While imposing employment terms on its lowest wage service employees, Napolitano and UC administrators have yet to acknowledge workers’ chief concern: the outsourcing of their jobs, which a recent report suggests drives income, racial, and gender inequality at UC.
UC has suggested as many as 7,000 jobs have been outsourced to low wage contractors. As UC outsourcing has grown, research shows that African Americans are disappearing from UC’s directly-employed workforce, and are now more likely to work for low wage firms under contract with UC for a fraction of the wages and few, if any benefits. They also face higher risk of wage theft and other workplace abuses. In fact, UC’s own internal audits revealed that the University wasn’t enforcing its own contractor minimum wage, creating additional hardships for its most vulnerable workers.

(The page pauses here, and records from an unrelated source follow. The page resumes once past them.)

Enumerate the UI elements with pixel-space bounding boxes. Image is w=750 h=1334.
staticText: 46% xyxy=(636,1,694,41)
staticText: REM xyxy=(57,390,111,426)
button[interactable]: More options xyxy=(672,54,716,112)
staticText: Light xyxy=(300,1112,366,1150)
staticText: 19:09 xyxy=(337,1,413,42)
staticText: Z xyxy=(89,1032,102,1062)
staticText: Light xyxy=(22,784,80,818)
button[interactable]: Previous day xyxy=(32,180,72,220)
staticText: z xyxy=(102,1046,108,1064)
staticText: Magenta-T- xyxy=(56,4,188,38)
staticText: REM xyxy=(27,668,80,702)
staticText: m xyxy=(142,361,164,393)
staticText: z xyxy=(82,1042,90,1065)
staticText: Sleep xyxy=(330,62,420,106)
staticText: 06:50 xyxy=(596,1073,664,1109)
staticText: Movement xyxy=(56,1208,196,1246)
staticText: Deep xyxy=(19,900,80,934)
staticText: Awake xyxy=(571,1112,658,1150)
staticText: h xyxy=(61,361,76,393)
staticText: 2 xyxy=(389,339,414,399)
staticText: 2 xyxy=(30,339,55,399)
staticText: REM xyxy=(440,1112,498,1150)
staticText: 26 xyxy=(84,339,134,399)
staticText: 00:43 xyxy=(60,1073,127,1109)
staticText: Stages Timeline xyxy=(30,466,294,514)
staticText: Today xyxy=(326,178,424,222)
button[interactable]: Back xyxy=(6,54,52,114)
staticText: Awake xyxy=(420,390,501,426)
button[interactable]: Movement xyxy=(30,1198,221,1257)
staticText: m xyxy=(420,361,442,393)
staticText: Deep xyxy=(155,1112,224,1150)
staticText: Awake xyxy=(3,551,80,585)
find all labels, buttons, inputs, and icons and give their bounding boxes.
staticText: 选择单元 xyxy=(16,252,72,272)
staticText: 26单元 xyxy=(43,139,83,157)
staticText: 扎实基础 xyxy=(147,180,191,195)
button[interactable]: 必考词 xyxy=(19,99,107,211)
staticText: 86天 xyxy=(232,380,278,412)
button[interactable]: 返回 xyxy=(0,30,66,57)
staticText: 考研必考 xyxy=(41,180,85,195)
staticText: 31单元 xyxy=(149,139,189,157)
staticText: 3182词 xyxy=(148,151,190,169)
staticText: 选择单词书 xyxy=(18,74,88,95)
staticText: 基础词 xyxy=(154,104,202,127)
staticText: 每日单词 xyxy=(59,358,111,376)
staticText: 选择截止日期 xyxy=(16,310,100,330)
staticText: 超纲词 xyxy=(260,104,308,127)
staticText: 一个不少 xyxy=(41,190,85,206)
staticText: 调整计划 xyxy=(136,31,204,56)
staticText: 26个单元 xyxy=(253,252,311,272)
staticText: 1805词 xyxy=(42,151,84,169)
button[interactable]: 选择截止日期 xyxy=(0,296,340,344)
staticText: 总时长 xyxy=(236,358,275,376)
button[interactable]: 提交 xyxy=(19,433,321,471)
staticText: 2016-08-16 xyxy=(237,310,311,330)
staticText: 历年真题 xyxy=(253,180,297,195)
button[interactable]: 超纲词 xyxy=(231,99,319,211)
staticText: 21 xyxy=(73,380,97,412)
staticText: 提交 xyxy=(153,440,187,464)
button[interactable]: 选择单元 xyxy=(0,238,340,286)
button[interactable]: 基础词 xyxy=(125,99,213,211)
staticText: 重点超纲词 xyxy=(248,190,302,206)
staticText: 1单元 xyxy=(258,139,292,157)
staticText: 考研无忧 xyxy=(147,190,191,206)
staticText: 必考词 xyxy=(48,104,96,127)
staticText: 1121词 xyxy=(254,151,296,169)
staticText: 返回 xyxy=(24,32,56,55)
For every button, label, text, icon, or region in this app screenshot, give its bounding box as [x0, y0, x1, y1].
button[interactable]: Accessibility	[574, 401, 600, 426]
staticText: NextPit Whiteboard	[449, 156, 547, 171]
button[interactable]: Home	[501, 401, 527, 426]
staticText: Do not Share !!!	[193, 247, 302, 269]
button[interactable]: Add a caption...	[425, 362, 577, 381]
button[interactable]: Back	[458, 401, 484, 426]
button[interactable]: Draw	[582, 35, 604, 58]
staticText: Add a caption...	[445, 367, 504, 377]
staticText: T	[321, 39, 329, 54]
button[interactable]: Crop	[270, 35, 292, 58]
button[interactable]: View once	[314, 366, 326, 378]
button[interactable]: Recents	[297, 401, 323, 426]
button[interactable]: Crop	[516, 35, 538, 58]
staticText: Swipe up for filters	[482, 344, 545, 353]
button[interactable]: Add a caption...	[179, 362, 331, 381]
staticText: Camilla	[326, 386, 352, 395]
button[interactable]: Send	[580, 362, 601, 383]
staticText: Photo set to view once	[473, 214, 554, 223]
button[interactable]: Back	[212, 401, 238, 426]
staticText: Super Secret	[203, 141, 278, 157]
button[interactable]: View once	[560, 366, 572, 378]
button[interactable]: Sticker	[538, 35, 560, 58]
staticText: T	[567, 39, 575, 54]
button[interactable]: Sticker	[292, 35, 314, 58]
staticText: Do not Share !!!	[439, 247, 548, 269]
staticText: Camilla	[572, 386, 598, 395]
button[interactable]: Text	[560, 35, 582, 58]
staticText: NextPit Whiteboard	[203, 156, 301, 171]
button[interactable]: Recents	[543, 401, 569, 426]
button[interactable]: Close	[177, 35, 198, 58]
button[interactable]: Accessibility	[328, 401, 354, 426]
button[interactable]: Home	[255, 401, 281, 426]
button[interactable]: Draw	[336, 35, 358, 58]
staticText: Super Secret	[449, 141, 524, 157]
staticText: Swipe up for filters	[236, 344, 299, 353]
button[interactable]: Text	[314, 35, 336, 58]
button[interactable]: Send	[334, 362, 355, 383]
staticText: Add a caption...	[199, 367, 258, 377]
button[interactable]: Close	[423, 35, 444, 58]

“Disparities will only widen with the University’s continued outsourcing of low-wage work,” Assembly Appropriations Committee Chair Lorena Gonzalez-Fletcher (D-San Diego) and 24 other state legislators wrote in a letter to UC President Napolitano, as reported by AFSCME.
California State Auditor Elaine Howle has also confirmed that UC is displacing its own career workers through outsourcing while often violating its own competitive bidding rules in the process.
No resolution on the contract has yet been reached with the University.
The American Federation of State, County and Municipal Employees, UC’s largest employee union, representing respiratory therapists, surgical technicians, custodians and groundskeepers. The California Nurses Association represents 14,000 members, and University Professional and Technical Employees-CWA has 15,000 members.